A3 agents run continuously over high-volume, low-individual-risk work — classifying documents, opening queries, filing eTMF placeholders. The human role shifts from per-record reviewer to exception handler and statistical sampler. The agent’s confidence threshold and exception rules are themselves an A2 artifact: they had to be signed off before the agent could begin running. Humans review every exception, audit a documented sample of routine outputs, and sign off on changes to the rules.

What it does

  • Continuously processes routine, high-volume work without per-item review.
  • Routes low-confidence, ambiguous, or rule-violating items to a human queue as exceptions.
  • Emits a documented, auditable sample of routine decisions for periodic human review.
  • Runs only against thresholds and rules that were themselves promoted via A2.

What it does not

  • Does not handle items its rules mark as out-of-scope or low-confidence — those escalate.
  • Does not change its own thresholds or exception rules without an A2 sign-off cycle.
  • Does not skip the sampling audit — sample coverage is a CI-checked metric.
  • Does not perform safety, causality, or sponsor-facing authoring work.

Human role required

Humans review 100% of exceptions plus a documented sample of routine outputs; an A2-signed rule set governs everything the agent does on its own.

Regulatory rationale

A3 is justifiable under risk-based GxP only when (a) each individual decision is low-stakes, (b) the rules and thresholds are themselves under change control, and (c) sampling produces statistically defensible coverage. The exception queue is the safety valve; the A2-signed rules are the control. Without both, the agent must drop to A2.

A4Fully autonomous

Prohibited — architectural impossibility on this platform.

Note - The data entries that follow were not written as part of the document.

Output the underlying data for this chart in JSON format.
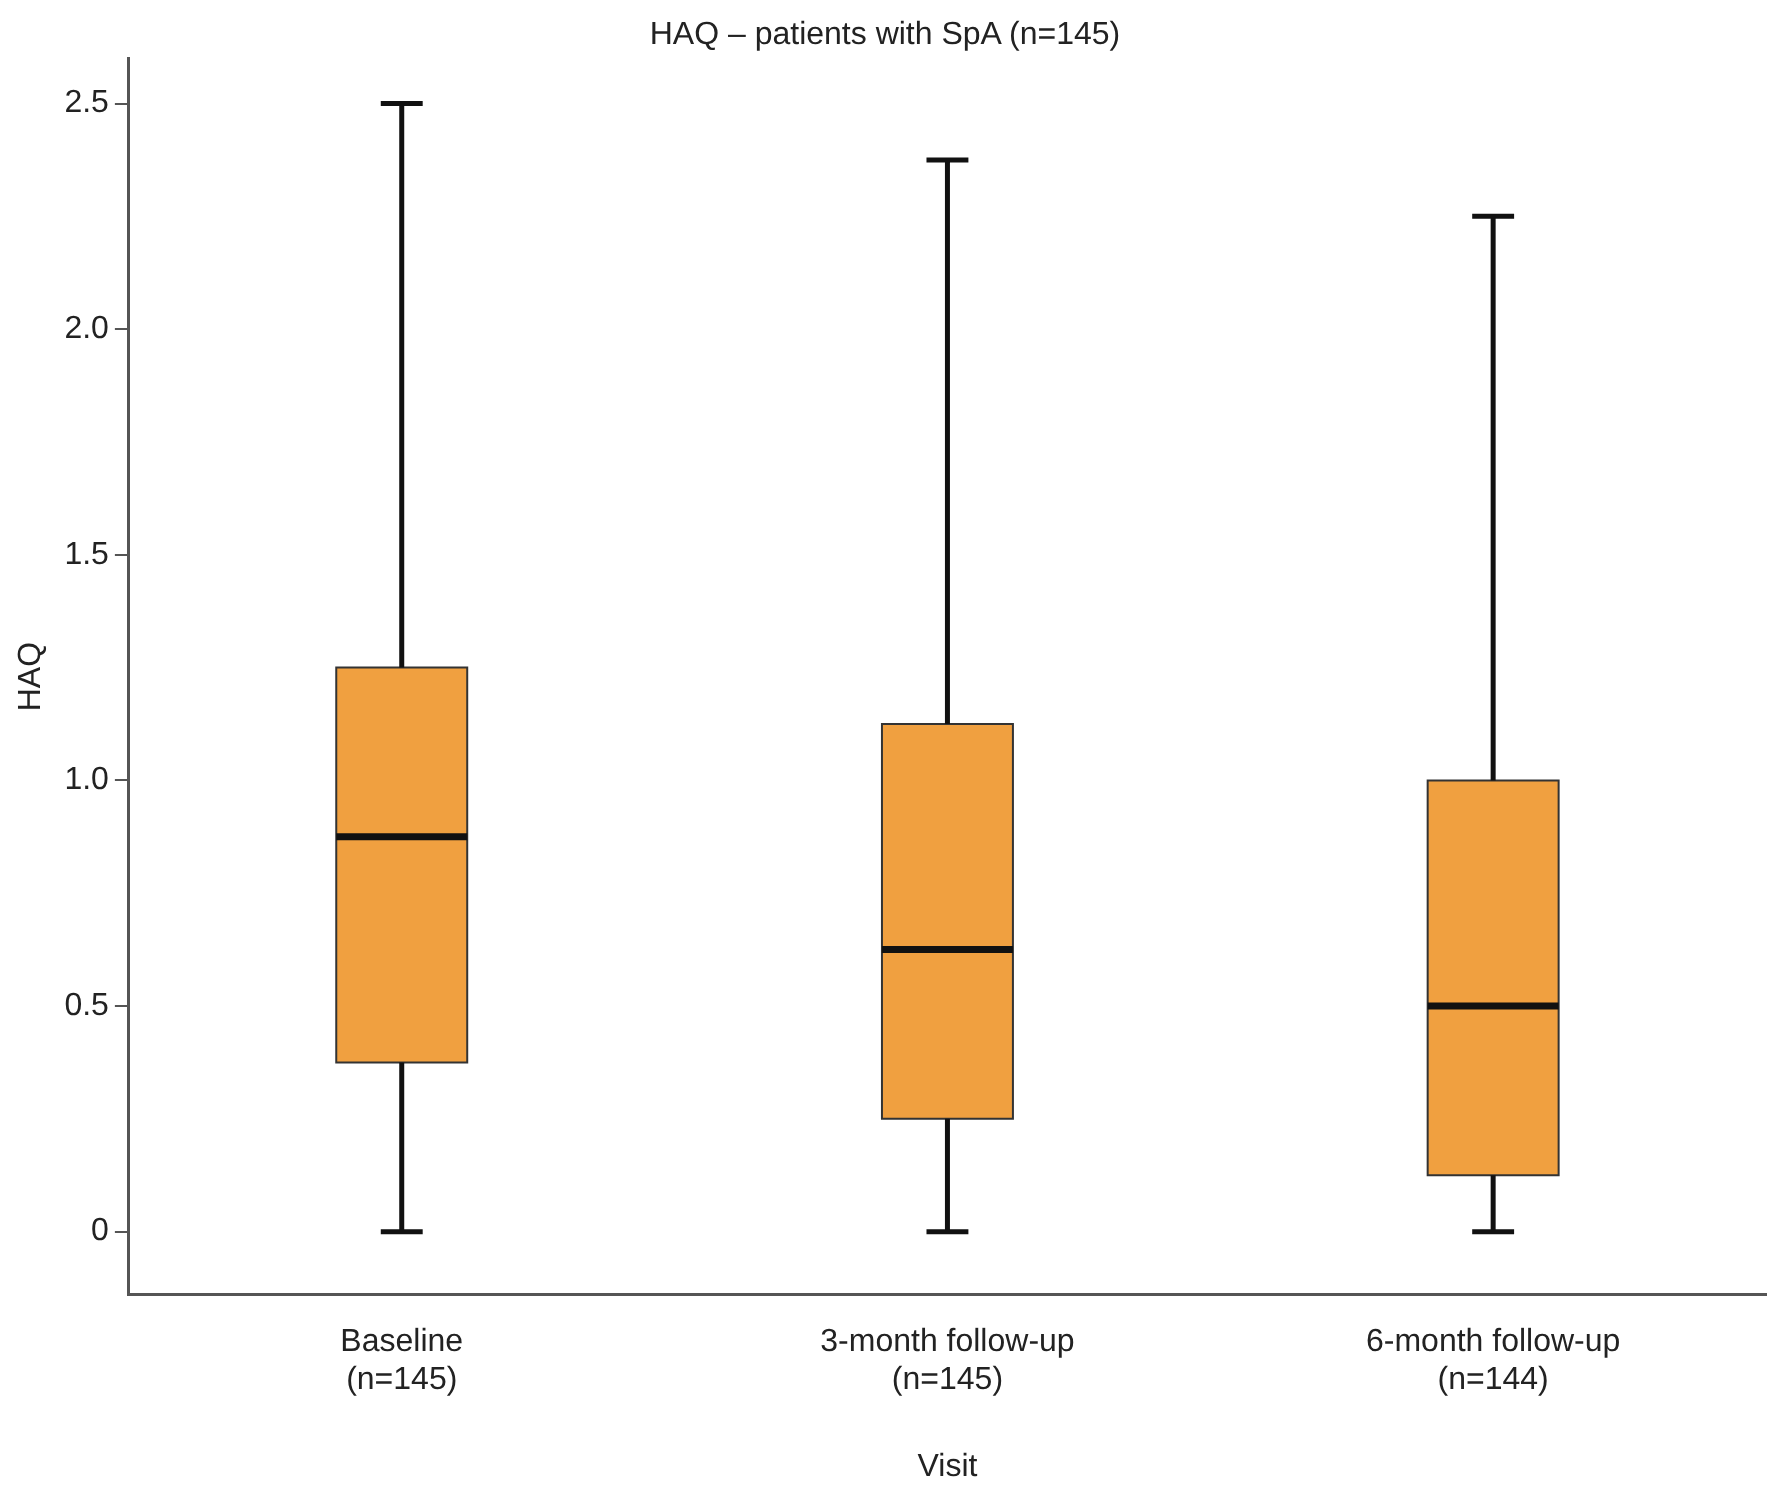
{
  "chart_data": {
    "type": "box",
    "title": "HAQ – patients with SpA (n=145)",
    "xlabel": "Visit",
    "ylabel": "HAQ",
    "categories": [
      "Baseline\n(n=145)",
      "3-month follow-up\n(n=145)",
      "6-month follow-up\n(n=144)"
    ],
    "color": "#f0a040",
    "boxes": [
      {
        "low": 0,
        "q1": 0.375,
        "median": 0.875,
        "q3": 1.25,
        "high": 2.5
      },
      {
        "low": 0,
        "q1": 0.25,
        "median": 0.625,
        "q3": 1.125,
        "high": 2.375
      },
      {
        "low": 0,
        "q1": 0.125,
        "median": 0.5,
        "q3": 1.0,
        "high": 2.25
      }
    ],
    "ylim": [
      -0.14,
      2.6
    ],
    "yticks": [
      0,
      0.5,
      {
        "value": 1,
        "label": "1.0"
      },
      1.5,
      {
        "value": 2,
        "label": "2.0"
      },
      2.5
    ],
    "grid": false,
    "legend": false
  }
}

PROHIBITED — Architectural impossibility

A4 cannot be constructed, staged, promoted, or configured on this platform. Rejection is enforced in packages/policy/ and is part of the architectural invariant set; no environment flag changes this.

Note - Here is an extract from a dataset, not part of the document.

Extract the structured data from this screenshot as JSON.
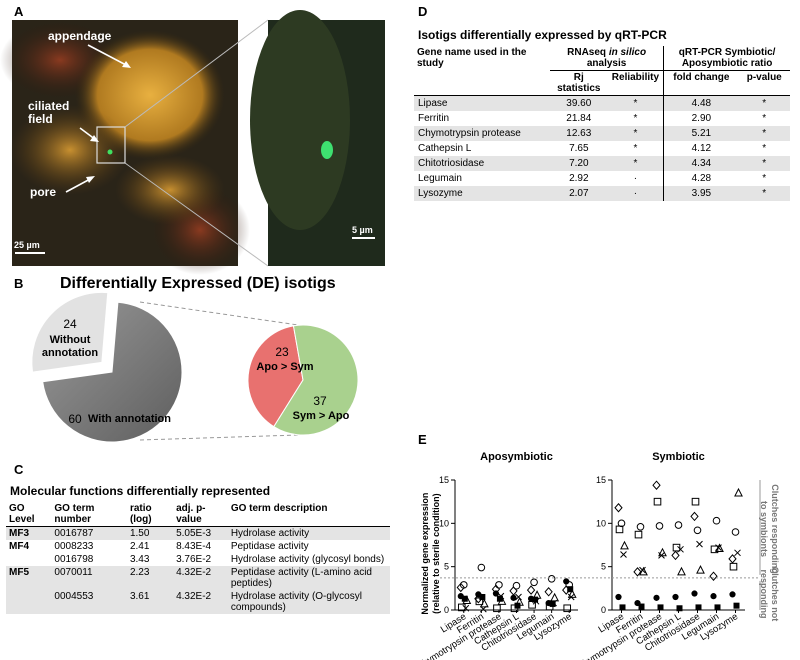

A4 — fully autonomous agent action with no human in the loop — is prohibited on this platform. The prohibition is not a policy that can be configured away; it is enforced in code in packages/policy/, which refuses to construct or promote any record carrying an A4 class. The model registry has no A4-eligible defaults. There is no UI affordance to assign an agent to A4. Any attempt to introduce one is rejected by the security-review gate. The prohibition exists because every regulated action on this platform must be attributable to a signed human, and A4 by definition cannot satisfy that.

What it does

  • Nothing. A4 has no production code path.
  • Appears in the AutonomyClassValue union strictly to make rejection explicit.
  • Triggers a hard PolicyError if it ever reaches the orchestrator.
  • Is referenced only in tests that prove the rejection is in force.

What it does not

  • Does not write to staging — construction is rejected before staging is reached.
  • Does not write to live — the e-signature gate has no codepath that accepts A4.
  • Does not exist as a runtime configuration option in any environment.
  • Does not appear in any model-registry default for any agent.

Human role required

N/A — A4 is structurally impossible. Every regulated change must be attributable to a signed human; an unattributable change is rejected at the boundary.

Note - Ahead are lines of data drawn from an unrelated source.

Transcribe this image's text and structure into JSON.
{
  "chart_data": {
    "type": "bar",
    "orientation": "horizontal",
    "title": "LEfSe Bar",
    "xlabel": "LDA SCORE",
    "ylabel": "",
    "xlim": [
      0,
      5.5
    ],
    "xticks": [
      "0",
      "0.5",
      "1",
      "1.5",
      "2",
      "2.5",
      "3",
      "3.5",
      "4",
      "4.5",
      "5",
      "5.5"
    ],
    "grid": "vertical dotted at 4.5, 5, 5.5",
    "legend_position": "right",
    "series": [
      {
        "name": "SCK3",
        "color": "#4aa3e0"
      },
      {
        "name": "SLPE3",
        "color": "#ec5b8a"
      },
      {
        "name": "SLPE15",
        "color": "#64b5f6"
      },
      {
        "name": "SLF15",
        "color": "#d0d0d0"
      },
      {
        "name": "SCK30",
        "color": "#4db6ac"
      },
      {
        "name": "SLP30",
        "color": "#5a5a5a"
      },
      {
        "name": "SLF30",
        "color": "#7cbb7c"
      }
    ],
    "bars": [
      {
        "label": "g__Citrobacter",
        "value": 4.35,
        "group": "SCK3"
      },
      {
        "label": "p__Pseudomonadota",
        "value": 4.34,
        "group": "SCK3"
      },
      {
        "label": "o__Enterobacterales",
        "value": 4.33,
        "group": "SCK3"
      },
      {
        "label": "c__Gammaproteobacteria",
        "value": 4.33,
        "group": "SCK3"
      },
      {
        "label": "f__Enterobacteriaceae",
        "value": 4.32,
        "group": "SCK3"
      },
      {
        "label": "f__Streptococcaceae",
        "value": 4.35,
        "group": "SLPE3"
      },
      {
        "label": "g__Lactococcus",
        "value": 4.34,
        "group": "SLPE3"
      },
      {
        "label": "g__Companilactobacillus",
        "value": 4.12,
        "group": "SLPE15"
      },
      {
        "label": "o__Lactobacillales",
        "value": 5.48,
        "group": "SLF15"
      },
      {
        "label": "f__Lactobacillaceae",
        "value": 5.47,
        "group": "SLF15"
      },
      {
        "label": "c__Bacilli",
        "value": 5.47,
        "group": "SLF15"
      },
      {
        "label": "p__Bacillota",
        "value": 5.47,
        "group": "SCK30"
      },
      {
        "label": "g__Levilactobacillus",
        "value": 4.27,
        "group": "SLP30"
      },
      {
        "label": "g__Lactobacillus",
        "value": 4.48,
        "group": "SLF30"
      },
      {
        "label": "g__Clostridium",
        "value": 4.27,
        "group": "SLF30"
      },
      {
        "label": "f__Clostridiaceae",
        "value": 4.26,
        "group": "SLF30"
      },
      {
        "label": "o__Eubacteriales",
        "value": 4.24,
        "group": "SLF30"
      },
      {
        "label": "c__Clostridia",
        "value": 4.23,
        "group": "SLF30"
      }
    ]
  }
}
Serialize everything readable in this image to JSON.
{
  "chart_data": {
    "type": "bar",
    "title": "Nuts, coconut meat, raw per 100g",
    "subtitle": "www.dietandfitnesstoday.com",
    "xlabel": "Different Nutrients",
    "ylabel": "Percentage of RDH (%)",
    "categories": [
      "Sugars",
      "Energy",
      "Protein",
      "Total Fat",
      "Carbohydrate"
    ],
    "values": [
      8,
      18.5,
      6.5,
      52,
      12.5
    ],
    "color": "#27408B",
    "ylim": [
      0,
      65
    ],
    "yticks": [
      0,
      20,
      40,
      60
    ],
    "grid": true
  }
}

Example agents in this class

No agents — this class is prohibited.

Regulatory rationale

21 CFR Part 11, ICH E6(R3) §2.13, and EMA Reflection Paper on AI all converge on the same requirement: a qualified human must be accountable for every regulated decision. A4 by definition removes that accountability and is therefore incompatible with the regulatory frame this platform operates in. Invariant 4 in CLAUDE.md states this explicitly: A4 is prohibited.